Reasoning: `7``0 * 5 = (7``*5)``*``10 = 350`
By the way, did you mean append a `0` to the end, like `35 -> 35``0`?
"Plus" sounds like `+ 0` which doesn't do anything.
• Sal is better make Sal in more videos
• i want to see what he looks like RIGHT NOW
(1 vote)
• this isnt a question but did anyone do it this way: so you think 90 x 5 so 90 is 9 x 10 so its 9 x 10 x 5 so 9 x (10 x 5) so its 450
(1 vote)
• did you know about ! in math
(1 vote)
• That symbol of '*!*' or the exclamation point in math can also be known as factorial. Which basically means multiply all the numbers until that select number, which means that those numbers tend to be quite big. Let us try 5!:

``1 x 2 x 3 x 4 x 5 = 5! = 120``

So, now, 5! is = 120.

Hope this helps!
(1 vote)
• bro this is teaching me a lot of things
(1 vote)

## Video transcript

- [Voiceover] A volunteer group is planting trees at five different parks. They planted 90 trees at each park. How many trees did the group plant in all? Here's what we know, we know that this group went to five different parks, very kind of them, and planted 90 trees at each of those parks. If we want to know the total amount, we could do a couple things.
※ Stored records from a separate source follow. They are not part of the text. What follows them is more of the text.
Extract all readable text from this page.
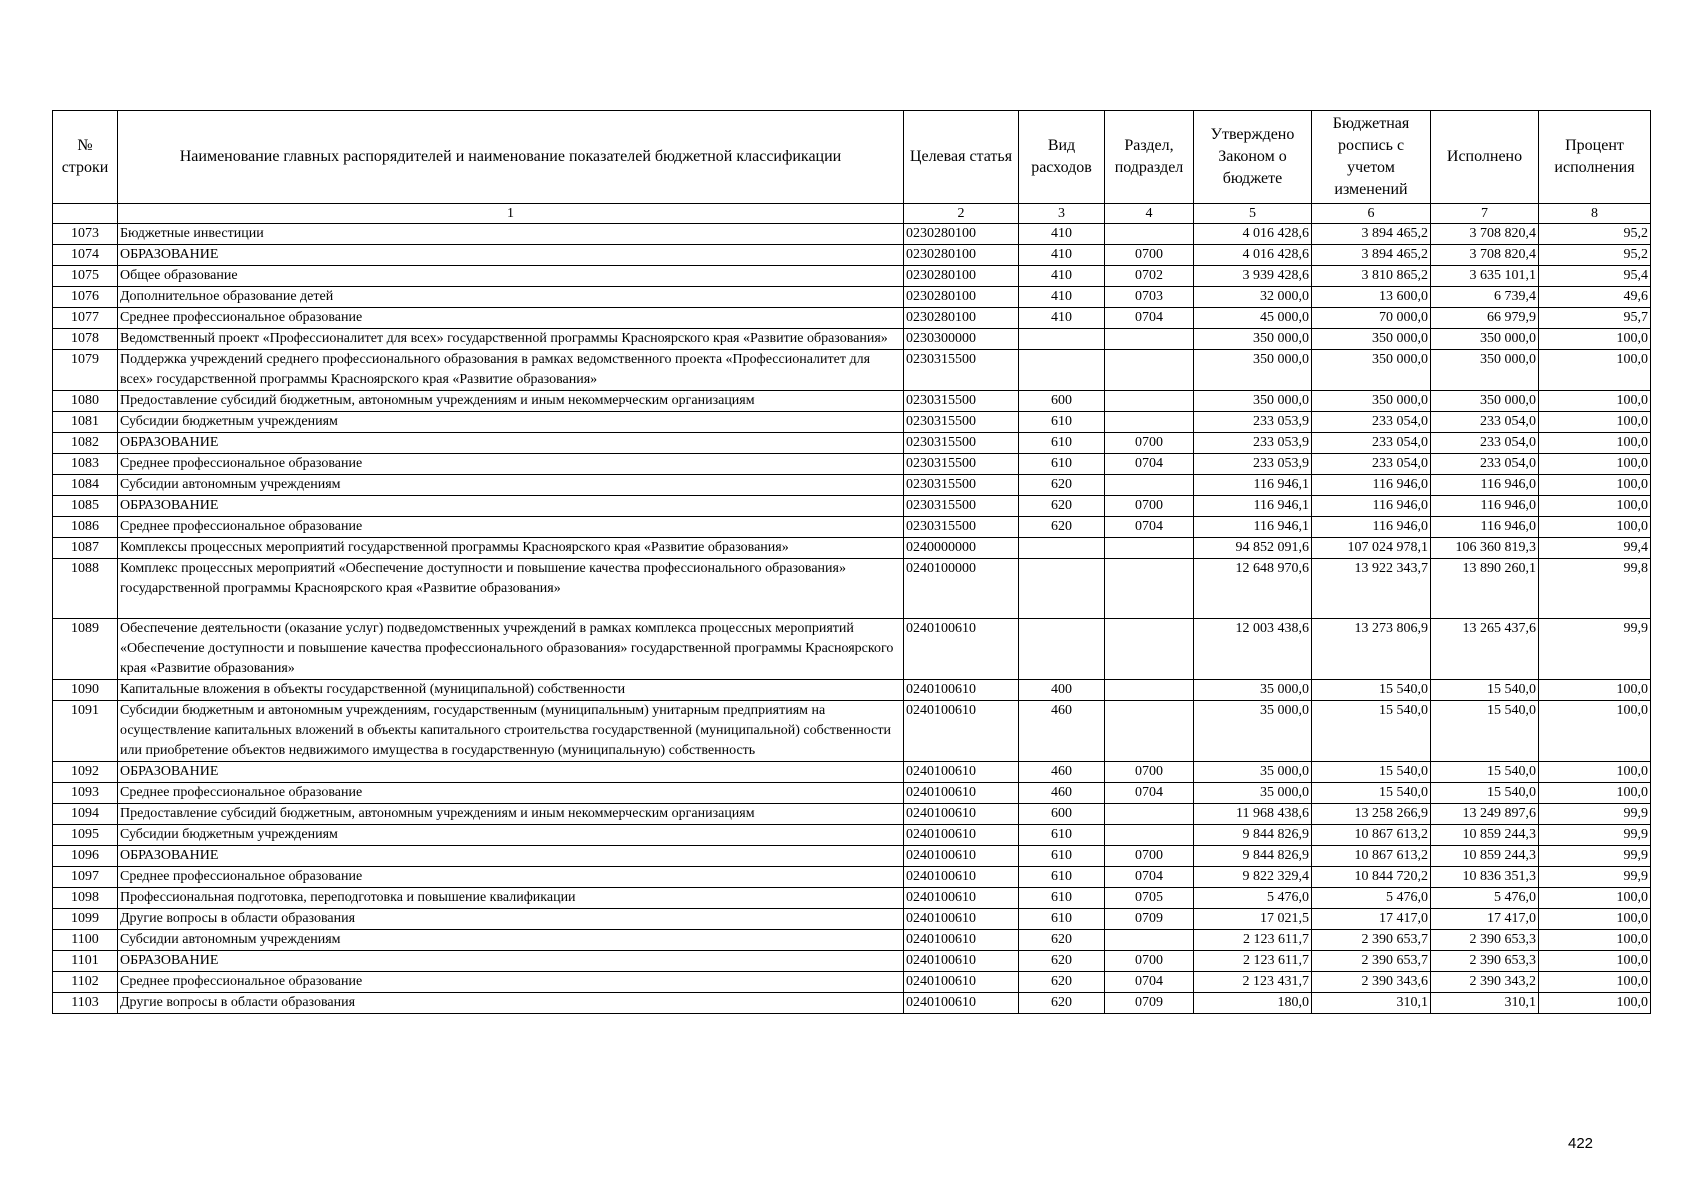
№ строки	Наименование главных распорядителей и наименование показателей бюджетной классификации	Целевая статья	Вид расходов	Раздел, подраздел	Утверждено Законом о бюджете	Бюджетная роспись с учетом изменений	Исполнено	Процент исполнения
	1	2	3	4	5	6	7	8
1073	Бюджетные инвестиции	0230280100	410		4 016 428,6	3 894 465,2	3 708 820,4	95,2
1074	ОБРАЗОВАНИЕ	0230280100	410	0700	4 016 428,6	3 894 465,2	3 708 820,4	95,2
1075	Общее образование	0230280100	410	0702	3 939 428,6	3 810 865,2	3 635 101,1	95,4
1076	Дополнительное образование детей	0230280100	410	0703	32 000,0	13 600,0	6 739,4	49,6
1077	Среднее профессиональное образование	0230280100	410	0704	45 000,0	70 000,0	66 979,9	95,7
1078	Ведомственный проект «Профессионалитет для всех» государственной программы Красноярского края «Развитие образования»	0230300000			350 000,0	350 000,0	350 000,0	100,0
1079	Поддержка учреждений среднего профессионального образования в рамках ведомственного проекта «Профессионалитет для всех» государственной программы Красноярского края «Развитие образования»	0230315500			350 000,0	350 000,0	350 000,0	100,0
1080	Предоставление субсидий бюджетным, автономным учреждениям и иным некоммерческим организациям	0230315500	600		350 000,0	350 000,0	350 000,0	100,0
1081	Субсидии бюджетным учреждениям	0230315500	610		233 053,9	233 054,0	233 054,0	100,0
1082	ОБРАЗОВАНИЕ	0230315500	610	0700	233 053,9	233 054,0	233 054,0	100,0
1083	Среднее профессиональное образование	0230315500	610	0704	233 053,9	233 054,0	233 054,0	100,0
1084	Субсидии автономным учреждениям	0230315500	620		116 946,1	116 946,0	116 946,0	100,0
1085	ОБРАЗОВАНИЕ	0230315500	620	0700	116 946,1	116 946,0	116 946,0	100,0
1086	Среднее профессиональное образование	0230315500	620	0704	116 946,1	116 946,0	116 946,0	100,0
1087	Комплексы процессных мероприятий государственной программы Красноярского края «Развитие образования»	0240000000			94 852 091,6	107 024 978,1	106 360 819,3	99,4
1088	Комплекс процессных мероприятий «Обеспечение доступности и повышение качества профессионального образования» государственной программы Красноярского края «Развитие образования»	0240100000			12 648 970,6	13 922 343,7	13 890 260,1	99,8
1089	Обеспечение деятельности (оказание услуг) подведомственных учреждений в рамках комплекса процессных мероприятий «Обеспечение доступности и повышение качества профессионального образования» государственной программы Красноярского края «Развитие образования»	0240100610			12 003 438,6	13 273 806,9	13 265 437,6	99,9
1090	Капитальные вложения в объекты государственной (муниципальной) собственности	0240100610	400		35 000,0	15 540,0	15 540,0	100,0
1091	Субсидии бюджетным и автономным учреждениям, государственным (муниципальным) унитарным предприятиям на осуществление капитальных вложений в объекты капитального строительства государственной (муниципальной) собственности или приобретение объектов недвижимого имущества в государственную (муниципальную) собственность	0240100610	460		35 000,0	15 540,0	15 540,0	100,0
1092	ОБРАЗОВАНИЕ	0240100610	460	0700	35 000,0	15 540,0	15 540,0	100,0
1093	Среднее профессиональное образование	0240100610	460	0704	35 000,0	15 540,0	15 540,0	100,0
1094	Предоставление субсидий бюджетным, автономным учреждениям и иным некоммерческим организациям	0240100610	600		11 968 438,6	13 258 266,9	13 249 897,6	99,9
1095	Субсидии бюджетным учреждениям	0240100610	610		9 844 826,9	10 867 613,2	10 859 244,3	99,9
1096	ОБРАЗОВАНИЕ	0240100610	610	0700	9 844 826,9	10 867 613,2	10 859 244,3	99,9
1097	Среднее профессиональное образование	0240100610	610	0704	9 822 329,4	10 844 720,2	10 836 351,3	99,9
1098	Профессиональная подготовка, переподготовка и повышение квалификации	0240100610	610	0705	5 476,0	5 476,0	5 476,0	100,0
1099	Другие вопросы в области образования	0240100610	610	0709	17 021,5	17 417,0	17 417,0	100,0
1100	Субсидии автономным учреждениям	0240100610	620		2 123 611,7	2 390 653,7	2 390 653,3	100,0
1101	ОБРАЗОВАНИЕ	0240100610	620	0700	2 123 611,7	2 390 653,7	2 390 653,3	100,0
1102	Среднее профессиональное образование	0240100610	620	0704	2 123 431,7	2 390 343,6	2 390 343,2	100,0
1103	Другие вопросы в области образования	0240100610	620	0709	180,0	310,1	310,1	100,0
422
We could say they planted 90 trees at park one, plus 90 more at park two, plus, you see where this is going, 90 more at park three, plus 90 more at park four, and finally 90 more at park five. One way to solve this would be to add all those 90s. We could do it, it'll take a while, but we could get there. Or, we could say that the group planted 90 trees, five times. Five times, they planted 90 trees. So, 90 times five. Let's solve both of these. Either are great ways to get to our solution, but maybe solving both of 'em will help us see if we liked one way better or if one felt simpler for us. So, 90, the number 90 we can think of as nine 10s, I'll write that up there, and that'll help us add nine 10s plus nine 10s is 18 10s, plus nine more 10s is 27 10s, plus nine more 10s is 36 10s, and the last nine 10s gets us 45 10s, or 450. That zero is because we're talking about 10s, 45 10s, or 450. The group planted 450 trees. Let's try the multiplication way and see how that goes. Again, 90 10 90, we could think of as nine 10s times five, so if you have nine 10s five times, you have 45 10s, and 45 10s is again 450. Get that zero on the end. Both ways, we see this is a very generous group. They planted 450 trees. Either way, we could add or we could multiply, for me, the multiplication gets me there faster. I like the multiplication way, but either way, we can see 90 trees at five parks is 450 total trees.